Let H be a coFrobenius Hopf algebra over a field k. Let A be a right H-comodule algebra over k. We recall that the category of right H-comodules admits a certain model structure whose homotopy category is equivalent to the stable category of right H-comodules given in Farina's paper. In the first part of this paper, we show that the category of left A-module objects in the category of right H-comodules admits a model structure, which becomes a model subcategory of the category of H*-equivariant A-modules endowed with a model structure given in the author's previous paper if H is finite dimensional with a certain assumption. Note that this category is not a Frobenius category in general. We also construct a functorial cofibrant replacement by proceeding the similar argument as in Qi's paper.
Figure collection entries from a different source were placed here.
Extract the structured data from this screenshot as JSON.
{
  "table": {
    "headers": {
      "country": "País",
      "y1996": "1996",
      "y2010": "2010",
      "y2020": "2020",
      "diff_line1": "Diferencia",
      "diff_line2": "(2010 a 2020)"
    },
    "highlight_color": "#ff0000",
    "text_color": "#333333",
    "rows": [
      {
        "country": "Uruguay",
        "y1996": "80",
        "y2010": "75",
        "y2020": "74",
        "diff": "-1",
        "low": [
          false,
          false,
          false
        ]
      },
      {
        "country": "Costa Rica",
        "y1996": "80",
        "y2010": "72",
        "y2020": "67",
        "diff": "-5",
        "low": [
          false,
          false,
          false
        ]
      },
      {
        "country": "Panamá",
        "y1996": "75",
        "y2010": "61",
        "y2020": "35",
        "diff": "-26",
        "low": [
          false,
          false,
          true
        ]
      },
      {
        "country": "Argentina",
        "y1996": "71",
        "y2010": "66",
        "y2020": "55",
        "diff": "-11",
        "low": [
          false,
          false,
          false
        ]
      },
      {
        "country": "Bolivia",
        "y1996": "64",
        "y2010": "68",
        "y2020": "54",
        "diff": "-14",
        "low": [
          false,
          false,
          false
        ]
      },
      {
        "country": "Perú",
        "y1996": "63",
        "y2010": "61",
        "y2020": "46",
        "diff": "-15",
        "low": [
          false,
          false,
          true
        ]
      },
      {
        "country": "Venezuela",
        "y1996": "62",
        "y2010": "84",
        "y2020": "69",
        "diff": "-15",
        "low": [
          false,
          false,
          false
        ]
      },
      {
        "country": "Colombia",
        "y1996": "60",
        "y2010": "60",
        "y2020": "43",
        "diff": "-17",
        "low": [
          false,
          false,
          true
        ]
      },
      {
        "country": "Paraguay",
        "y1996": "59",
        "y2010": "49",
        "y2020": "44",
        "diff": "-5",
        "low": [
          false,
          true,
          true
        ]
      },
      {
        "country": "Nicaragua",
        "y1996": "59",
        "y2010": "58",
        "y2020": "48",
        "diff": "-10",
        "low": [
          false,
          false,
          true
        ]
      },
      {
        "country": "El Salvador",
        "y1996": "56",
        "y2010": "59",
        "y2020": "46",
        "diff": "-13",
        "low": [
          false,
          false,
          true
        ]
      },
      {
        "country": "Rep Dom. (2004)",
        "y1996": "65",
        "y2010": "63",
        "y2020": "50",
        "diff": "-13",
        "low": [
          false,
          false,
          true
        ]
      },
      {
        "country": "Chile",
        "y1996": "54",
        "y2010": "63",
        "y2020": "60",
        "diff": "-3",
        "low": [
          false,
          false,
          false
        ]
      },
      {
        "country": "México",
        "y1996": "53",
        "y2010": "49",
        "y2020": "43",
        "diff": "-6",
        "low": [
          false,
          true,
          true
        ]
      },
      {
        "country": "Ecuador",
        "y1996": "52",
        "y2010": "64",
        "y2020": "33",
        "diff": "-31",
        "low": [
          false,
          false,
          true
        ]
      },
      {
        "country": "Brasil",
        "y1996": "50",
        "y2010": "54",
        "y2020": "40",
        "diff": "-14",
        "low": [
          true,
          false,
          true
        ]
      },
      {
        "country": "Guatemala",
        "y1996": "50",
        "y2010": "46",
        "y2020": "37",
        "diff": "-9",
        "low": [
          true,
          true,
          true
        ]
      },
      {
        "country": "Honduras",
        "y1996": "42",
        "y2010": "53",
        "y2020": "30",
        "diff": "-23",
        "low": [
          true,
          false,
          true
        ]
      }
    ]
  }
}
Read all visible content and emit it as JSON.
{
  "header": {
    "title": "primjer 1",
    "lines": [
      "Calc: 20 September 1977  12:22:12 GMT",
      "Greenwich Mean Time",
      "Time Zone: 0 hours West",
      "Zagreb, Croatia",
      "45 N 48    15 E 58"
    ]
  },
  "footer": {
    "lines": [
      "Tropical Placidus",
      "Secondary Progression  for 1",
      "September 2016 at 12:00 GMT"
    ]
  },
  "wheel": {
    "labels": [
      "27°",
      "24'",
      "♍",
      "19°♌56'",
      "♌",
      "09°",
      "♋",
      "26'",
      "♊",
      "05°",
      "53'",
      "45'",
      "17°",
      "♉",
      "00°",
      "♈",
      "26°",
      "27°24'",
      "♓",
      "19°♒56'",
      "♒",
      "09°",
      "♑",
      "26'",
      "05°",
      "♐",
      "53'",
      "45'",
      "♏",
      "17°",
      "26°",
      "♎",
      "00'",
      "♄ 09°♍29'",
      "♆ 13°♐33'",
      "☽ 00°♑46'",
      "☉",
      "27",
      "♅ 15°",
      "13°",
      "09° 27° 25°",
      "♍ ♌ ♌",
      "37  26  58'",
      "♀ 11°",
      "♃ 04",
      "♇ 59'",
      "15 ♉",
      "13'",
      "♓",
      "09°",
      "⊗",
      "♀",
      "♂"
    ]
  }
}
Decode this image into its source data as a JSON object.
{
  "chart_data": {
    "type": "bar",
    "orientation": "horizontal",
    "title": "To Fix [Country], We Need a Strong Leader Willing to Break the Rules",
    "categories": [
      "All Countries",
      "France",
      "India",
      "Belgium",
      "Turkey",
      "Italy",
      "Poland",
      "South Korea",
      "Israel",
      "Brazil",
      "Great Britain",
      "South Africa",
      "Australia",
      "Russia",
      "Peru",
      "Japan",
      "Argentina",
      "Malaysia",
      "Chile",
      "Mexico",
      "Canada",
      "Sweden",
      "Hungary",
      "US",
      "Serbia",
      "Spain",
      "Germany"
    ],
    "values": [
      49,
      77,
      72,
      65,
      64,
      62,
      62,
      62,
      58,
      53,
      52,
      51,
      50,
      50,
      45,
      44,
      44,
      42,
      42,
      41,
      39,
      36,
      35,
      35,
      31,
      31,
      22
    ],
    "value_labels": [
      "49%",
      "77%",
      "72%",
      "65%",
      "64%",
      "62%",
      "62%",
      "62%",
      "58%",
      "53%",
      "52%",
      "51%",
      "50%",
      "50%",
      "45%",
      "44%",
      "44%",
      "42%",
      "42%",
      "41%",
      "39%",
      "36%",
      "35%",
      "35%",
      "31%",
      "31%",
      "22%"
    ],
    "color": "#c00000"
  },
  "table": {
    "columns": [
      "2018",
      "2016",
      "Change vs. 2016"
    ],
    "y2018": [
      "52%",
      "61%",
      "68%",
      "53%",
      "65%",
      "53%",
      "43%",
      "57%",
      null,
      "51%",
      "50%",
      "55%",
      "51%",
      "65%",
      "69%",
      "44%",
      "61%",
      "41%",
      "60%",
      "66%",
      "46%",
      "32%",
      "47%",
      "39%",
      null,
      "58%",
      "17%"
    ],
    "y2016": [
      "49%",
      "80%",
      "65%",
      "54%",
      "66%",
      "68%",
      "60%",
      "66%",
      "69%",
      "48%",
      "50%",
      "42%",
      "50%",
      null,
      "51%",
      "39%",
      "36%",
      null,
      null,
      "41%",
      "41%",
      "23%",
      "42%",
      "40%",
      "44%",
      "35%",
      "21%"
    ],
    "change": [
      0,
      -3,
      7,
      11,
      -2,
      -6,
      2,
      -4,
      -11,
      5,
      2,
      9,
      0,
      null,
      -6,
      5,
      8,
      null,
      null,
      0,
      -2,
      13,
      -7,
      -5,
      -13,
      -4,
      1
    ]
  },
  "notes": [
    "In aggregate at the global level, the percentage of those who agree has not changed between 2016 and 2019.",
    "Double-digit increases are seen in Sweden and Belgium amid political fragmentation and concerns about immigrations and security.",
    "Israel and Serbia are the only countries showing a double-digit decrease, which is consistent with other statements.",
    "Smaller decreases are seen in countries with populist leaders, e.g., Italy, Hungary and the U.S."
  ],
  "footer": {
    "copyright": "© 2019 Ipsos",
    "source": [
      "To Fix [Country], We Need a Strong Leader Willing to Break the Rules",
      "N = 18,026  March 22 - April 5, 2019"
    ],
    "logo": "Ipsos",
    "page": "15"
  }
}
In the latter half of this paper, we see that cyclic H-comodules which give Hopf-cyclic (co)homology with coefficients in Hopf H-modules are contructible in the homotopy category of right H-comodules, and we investigate a Hopf-cyclic (co)homology in slightly modified setting by assuming A a right H-comodule k-Hopf algebra with H-colinear bijective antipode in stable category of right H-comodules and give an analogue of the characteristic map. We remark that, as an expansion of an idea of taking trivial comodule k as the coefficients, if we take an A-coinvariant part of M assuming M a Hopf A-module in the category of right H-comodules, we have the degree shift of cyclic modules.